Association for Pharmaceutical Research and Manufacturers of Americaalong with the National Association of Infusion Centers and the Global Colon Cancer Society, argued in a complaint filed in federal district court for Texas that Medicare negotiations with drugmakers violate the U.S. Constitution.

PhRMA represents many of the world’s largest pharmaceutical manufacturers, including Eli Lilly, Pfizer and Johnson & Johnson.

The groups are asking the court to declare the program unconstitutional and block HHS from enforcing Medicare negotiations without providing “adequate procedural protections” for drugmakers.

HHS did not immediately respond to CNBC’s request for comment.

It marks the fourth lawsuit challenging a controversial provision of the Lower Inflation Act, which became law last summer, a major victory for President Joe Biden and Democratic lawmakers.

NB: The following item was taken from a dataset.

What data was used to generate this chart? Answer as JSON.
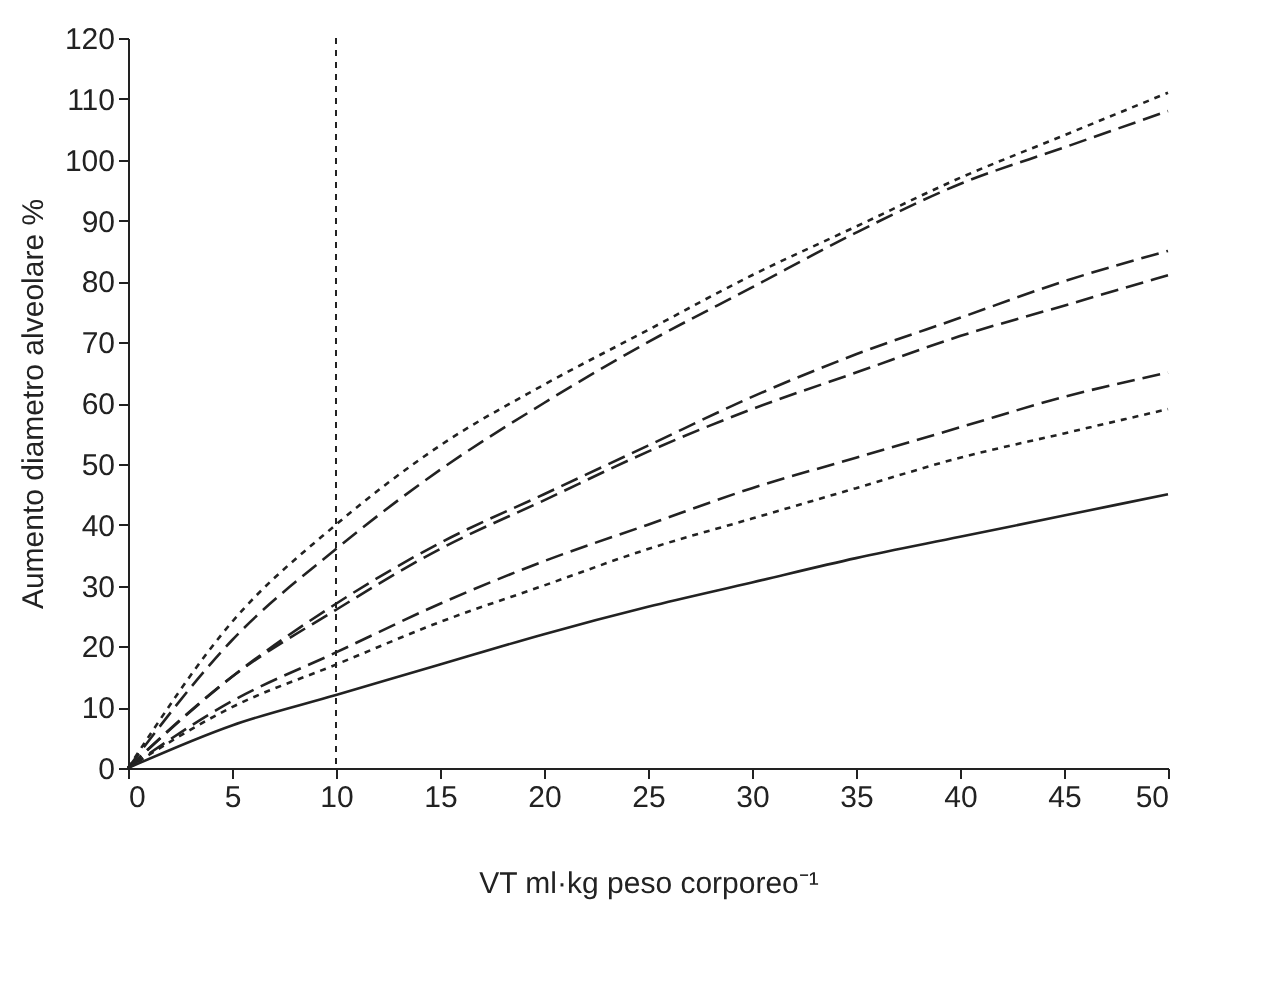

The policy aims to make medicines more affordable for older Americans, but could reduce profits for the pharmaceutical industry. Merck and Bristol-Myers Squibb – who are also represented by PhRMA – and the U.S. Chamber of Commerce filed separate lawsuits over the provision earlier this month.

The latest lawsuit argues that the plan delegates too much authority to HHS.

PhRMA and the two groups also argued that the provision included a “severe” excise tax designed to force drugmakers to accept government-mandated drug prices, making it an exorbitant fine prohibited by the Eighth Amendment.

The suit also argues that the policy violates due process by denying drug companies and the public a say in how Medicare negotiations will be implemented.

“The price-setting program in the Lower Inflation Act is poor policy that threatens continued research and development and patient access to medicines,” PhRMA chief executive Stephen Ubl said in a statement.

“It also violates the U.S. Constitution because it includes barriers to transparency and accountability, gives the executive branch unfettered discretion to set Medicare drug prices, and relies on absurd enforcement mechanisms to enforce compliance,” Ubl said .

The first 10 drugs to which the rule applies will be selected in September and the agreed prices will come into effect in 2026.